Many workers, particularly in Asia, had already logged off on Friday when the malicious software, stolen from the United States government, began proliferating across computer systems around the world. So the true impact of the attack may emerge on Monday as employees return and log in.

Moreover, copycat variants of the malicious software behind the attacks are likely to spread, since the malware is mostly open sourced and easily replicable.

Rob Wainwright, the executive director of Europol, said on Sunday that the attacks had hit 200,000 computers in more than 150 countries. He warned that the attacks were escalating, and could worsen.

“At the moment, we are in the face of an escalating threat,” he told the British network ITV on Sunday. “The numbers are going up. I am worried about how the numbers will continue to grow when people go to work and turn their machines on Monday morning.”

Among the organizations hit were FedEx in the United States, the Spanish telecom giant Telefónica, the French automaker Renault, universities in China, Germany’s federal railway system and Russia’s powerful Interior Ministry. The most disruptive attacks infected Britain’s public health system, where surgeries had to be rescheduled and some patients were turned away from emergency rooms.

Officials and experts warn that worse cyberattacks may be yet to come.

“We haven’t seen spikes of new attacks yet, but that’s a strong likelihood,” said Matthieu Suiche, founder of Comae Technologies, a cybersecurity company based in the United Arab Emirates. “We could see more attacks if people start to copycat this attack,” he added.

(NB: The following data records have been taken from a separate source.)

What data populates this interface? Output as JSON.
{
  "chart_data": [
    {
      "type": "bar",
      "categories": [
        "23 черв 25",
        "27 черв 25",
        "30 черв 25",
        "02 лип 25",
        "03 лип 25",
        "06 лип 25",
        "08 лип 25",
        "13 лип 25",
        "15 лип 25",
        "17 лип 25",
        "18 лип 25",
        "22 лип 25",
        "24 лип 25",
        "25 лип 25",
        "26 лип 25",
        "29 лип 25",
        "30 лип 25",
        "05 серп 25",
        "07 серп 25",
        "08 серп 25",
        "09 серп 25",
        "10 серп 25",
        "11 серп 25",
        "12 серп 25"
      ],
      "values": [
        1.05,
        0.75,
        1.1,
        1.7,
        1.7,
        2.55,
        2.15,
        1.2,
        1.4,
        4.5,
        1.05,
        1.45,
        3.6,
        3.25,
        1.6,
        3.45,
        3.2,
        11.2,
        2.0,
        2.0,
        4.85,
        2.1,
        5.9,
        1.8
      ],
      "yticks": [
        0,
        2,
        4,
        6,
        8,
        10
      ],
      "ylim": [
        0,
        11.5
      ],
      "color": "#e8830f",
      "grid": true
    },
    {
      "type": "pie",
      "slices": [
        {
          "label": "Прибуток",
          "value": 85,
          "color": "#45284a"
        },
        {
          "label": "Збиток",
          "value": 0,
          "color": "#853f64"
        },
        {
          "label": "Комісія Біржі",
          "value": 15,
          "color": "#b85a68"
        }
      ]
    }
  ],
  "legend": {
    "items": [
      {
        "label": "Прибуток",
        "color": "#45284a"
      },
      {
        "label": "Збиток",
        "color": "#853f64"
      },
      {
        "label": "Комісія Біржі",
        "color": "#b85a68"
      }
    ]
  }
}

A 22-year-old British researcher who uses the Twitter name MalwareTech has been credited with accidentally helping to stanch the spread of the assault by identifying the web domain for the hackers’ “kill switch” — a way of disabling the malware.

On Sunday, MalwareTech was one of the many security experts warning that a less-vulnerable version of the malware is likely to be released. On Twitter, he urged users to immediately install a security patch for older versions of Microsoft’s Windows, including Windows XP. (The attack did not target Windows 10.)

Robert Pritchard, a former cybersecurity expert at Britain’s defense ministry, said that security specialists may not be able to keep pace with the hackers.

“This vulnerability still exits, other people are bound to exploit it,” he said. “The current variant will make its way into antivirus software. But what about any new variants that will come in the future?”

All it would take is for a new group of hackers to change the original malware code slightly to remove the “kill switch” and send it off into the world, using the same email-based methods to infiltrate computer systems that the original attackers used, experts said. The Microsoft patch will help, but it will take time to installs across large organizations.

Governments around the world are bracing themselves for the start of the workweek.

“This is crucial for businesses when reopening on Monday: Please beware and anticipate, and take preventive steps against the WannaCry malware attack,” Indonesia’s communication and information minister, Rudiantara, who like many Indonesians uses only one name, said at a news conference.

He advised those hit by the malware against paying the $300 to $600 in Bitcoin demanded as ransom to regain access to encrypted data, since there was no assurance that the extortionists would decrypt the files as promised.